About 74,000 Americans will be diagnosed with it this year, and 15,000 will die from the disease.

Even with the standard treatments, 65 percent of high-risk bladder cancer patients have their cancer return within two years.

Heat Biologics, a Durham-based pharmaceutical company, is working on a new vaccine, called Impact Therapy, that targets cancer cells with minimal side effects.

“We’re working to harness a patient’s own immune system to kill the tumor,” said Melissa Price of Heat Biologics. “A lot of conventional treatments, they kill all cells, and they don't know a good cell from a bad cell.”

The vaccine is a modified cancer cell line injected through a syringe. The cells cannot grow inside the patient, but they alert the immune system to attack the cancer both in the bladder and anywhere in the blood stream.

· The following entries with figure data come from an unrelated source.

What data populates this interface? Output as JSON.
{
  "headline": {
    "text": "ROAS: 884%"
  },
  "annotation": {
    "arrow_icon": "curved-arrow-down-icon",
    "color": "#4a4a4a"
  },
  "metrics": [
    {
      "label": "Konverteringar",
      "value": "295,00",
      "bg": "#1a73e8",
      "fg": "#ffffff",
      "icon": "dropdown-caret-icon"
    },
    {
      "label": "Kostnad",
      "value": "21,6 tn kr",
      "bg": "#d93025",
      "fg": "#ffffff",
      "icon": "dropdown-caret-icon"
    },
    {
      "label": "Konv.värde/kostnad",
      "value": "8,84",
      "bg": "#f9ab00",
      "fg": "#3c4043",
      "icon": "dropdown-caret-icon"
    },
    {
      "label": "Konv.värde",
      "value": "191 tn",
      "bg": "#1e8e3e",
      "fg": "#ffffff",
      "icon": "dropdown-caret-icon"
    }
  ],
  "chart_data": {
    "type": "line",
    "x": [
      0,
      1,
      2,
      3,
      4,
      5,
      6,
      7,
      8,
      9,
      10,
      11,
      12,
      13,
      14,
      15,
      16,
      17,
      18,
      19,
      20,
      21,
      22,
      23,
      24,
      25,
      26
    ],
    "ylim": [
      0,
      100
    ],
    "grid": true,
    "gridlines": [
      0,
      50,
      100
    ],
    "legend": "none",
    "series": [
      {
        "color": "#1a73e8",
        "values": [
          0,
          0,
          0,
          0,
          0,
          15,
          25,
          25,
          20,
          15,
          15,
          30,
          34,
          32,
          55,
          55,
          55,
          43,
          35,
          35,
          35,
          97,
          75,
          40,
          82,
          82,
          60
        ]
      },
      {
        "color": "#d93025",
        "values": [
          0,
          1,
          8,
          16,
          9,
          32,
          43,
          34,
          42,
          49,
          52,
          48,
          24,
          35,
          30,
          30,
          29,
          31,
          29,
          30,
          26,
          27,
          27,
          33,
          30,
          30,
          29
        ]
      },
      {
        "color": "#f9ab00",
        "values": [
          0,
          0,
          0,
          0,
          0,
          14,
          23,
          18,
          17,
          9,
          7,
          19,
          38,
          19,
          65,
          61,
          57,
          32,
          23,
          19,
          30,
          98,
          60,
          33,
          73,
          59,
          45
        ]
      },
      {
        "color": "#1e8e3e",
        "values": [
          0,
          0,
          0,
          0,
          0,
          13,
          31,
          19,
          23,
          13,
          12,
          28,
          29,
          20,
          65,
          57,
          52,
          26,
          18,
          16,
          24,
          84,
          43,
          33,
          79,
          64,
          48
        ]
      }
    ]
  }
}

The University of North Carolina at Chapel Hill is the only trial in North Carolina for the vaccine. There are five active study sites across the country.

The vaccine is in trials both in bladder cancer and lung cancer patients.

WRAL health expert Dr. Allen Mask said using vaccines to fight cancer is not new. One approach has been to tailor a vaccine from the patient's own cells to fight cancer.

That process is time consuming.

“But this vaccine is ‘off the shelf,’ meaning they could mass produce this vaccine and have it ready to help any number of patients,” Mask said.

The trials will examine how often the vaccines are needed and will evaluate the patients over a year’s time. Participants will get both the new vaccine therapy and the standard of care for bladder cancer.